Di queste quattro ragazze, due sono maggiorenni e due ancora minorenni; la più grande, dopo il matrimonio che le era stato imposto dai genitori e dopo l’ennesima violenza ha finalmente confessato tutto. Grazie all’insistenza degli addetti alla rete antiviolenza è venuta alla luce tutta la storia delle quattro ragazze il cui destino era stato deciso dai genitori. In molte delle liti familiari il padre delle giovani alludeva spesso alla vicenda di Sana Cheema, che dopo aver rifiutato di convolare a nozze con uno sposo scelto dai genitori in un matrimonio programmato, fu uccisa, o almeno così si pensa.

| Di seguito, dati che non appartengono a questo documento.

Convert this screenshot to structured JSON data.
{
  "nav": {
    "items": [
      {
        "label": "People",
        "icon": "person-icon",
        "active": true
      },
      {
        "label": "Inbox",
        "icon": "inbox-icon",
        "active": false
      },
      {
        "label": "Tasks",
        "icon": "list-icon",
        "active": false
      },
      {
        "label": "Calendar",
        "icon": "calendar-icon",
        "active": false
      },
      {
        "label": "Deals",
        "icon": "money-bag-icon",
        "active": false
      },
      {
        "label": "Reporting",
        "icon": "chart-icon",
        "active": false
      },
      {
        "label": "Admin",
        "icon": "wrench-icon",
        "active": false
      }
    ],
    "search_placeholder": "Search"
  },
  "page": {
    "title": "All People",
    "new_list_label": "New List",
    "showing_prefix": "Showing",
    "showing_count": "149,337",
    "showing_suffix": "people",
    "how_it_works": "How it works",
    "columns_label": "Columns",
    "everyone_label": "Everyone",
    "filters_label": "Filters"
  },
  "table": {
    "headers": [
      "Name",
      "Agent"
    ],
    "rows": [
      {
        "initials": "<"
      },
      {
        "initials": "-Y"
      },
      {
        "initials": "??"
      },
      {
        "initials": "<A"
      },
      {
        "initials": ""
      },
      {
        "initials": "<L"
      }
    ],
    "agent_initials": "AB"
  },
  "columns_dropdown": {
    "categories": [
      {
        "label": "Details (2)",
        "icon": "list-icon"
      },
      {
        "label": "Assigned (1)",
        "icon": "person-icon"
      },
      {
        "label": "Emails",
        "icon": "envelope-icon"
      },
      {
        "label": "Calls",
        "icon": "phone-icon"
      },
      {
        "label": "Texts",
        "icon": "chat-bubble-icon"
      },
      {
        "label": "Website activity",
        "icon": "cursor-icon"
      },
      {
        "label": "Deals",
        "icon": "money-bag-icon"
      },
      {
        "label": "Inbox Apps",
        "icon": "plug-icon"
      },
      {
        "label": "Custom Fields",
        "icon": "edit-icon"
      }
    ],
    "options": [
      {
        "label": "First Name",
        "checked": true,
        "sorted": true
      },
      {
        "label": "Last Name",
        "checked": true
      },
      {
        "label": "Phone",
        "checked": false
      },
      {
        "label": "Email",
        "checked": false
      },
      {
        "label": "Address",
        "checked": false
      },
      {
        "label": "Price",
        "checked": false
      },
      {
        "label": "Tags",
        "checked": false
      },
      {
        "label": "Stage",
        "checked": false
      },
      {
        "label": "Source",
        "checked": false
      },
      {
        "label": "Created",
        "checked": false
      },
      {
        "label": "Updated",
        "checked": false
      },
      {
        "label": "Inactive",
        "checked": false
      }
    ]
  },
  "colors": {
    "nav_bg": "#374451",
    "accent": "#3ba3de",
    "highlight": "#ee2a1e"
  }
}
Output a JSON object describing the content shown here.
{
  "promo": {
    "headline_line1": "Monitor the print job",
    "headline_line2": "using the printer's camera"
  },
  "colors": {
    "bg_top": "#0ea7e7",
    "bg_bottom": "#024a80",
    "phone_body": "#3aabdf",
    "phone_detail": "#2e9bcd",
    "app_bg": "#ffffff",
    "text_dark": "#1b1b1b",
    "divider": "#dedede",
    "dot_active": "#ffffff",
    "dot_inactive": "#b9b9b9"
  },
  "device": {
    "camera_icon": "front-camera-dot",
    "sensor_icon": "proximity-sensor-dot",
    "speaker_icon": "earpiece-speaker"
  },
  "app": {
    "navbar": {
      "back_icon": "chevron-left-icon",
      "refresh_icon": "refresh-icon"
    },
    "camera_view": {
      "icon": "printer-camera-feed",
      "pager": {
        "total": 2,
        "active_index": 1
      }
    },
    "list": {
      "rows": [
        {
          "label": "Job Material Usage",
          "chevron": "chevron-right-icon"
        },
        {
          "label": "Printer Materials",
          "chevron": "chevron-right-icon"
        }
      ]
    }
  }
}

“Sposati o farai la fine di Sana Cheema” era diventato il motto del padre, che a tutti i costi, anche a costo di picchiarla, avrebbe mandato la figlia in patria. Tutta la famiglia delle quattro vittime è stata indagata in seguito alla vicenda. Papà, mamma e fratello sono accusati di maltrattamenti in famiglia, lesioni personali e induzione al matrimonio. I due coniugi sono stati privati della loro responsabilità genitoriale, mentre come famiglia in toto, hanno il divieto di avvicinamento alle quattro ragazze. Queste sono state trasferite al sicuro in una struttura protetta, dove potranno finalmente vivere senza maltrattamenti e crudeltà.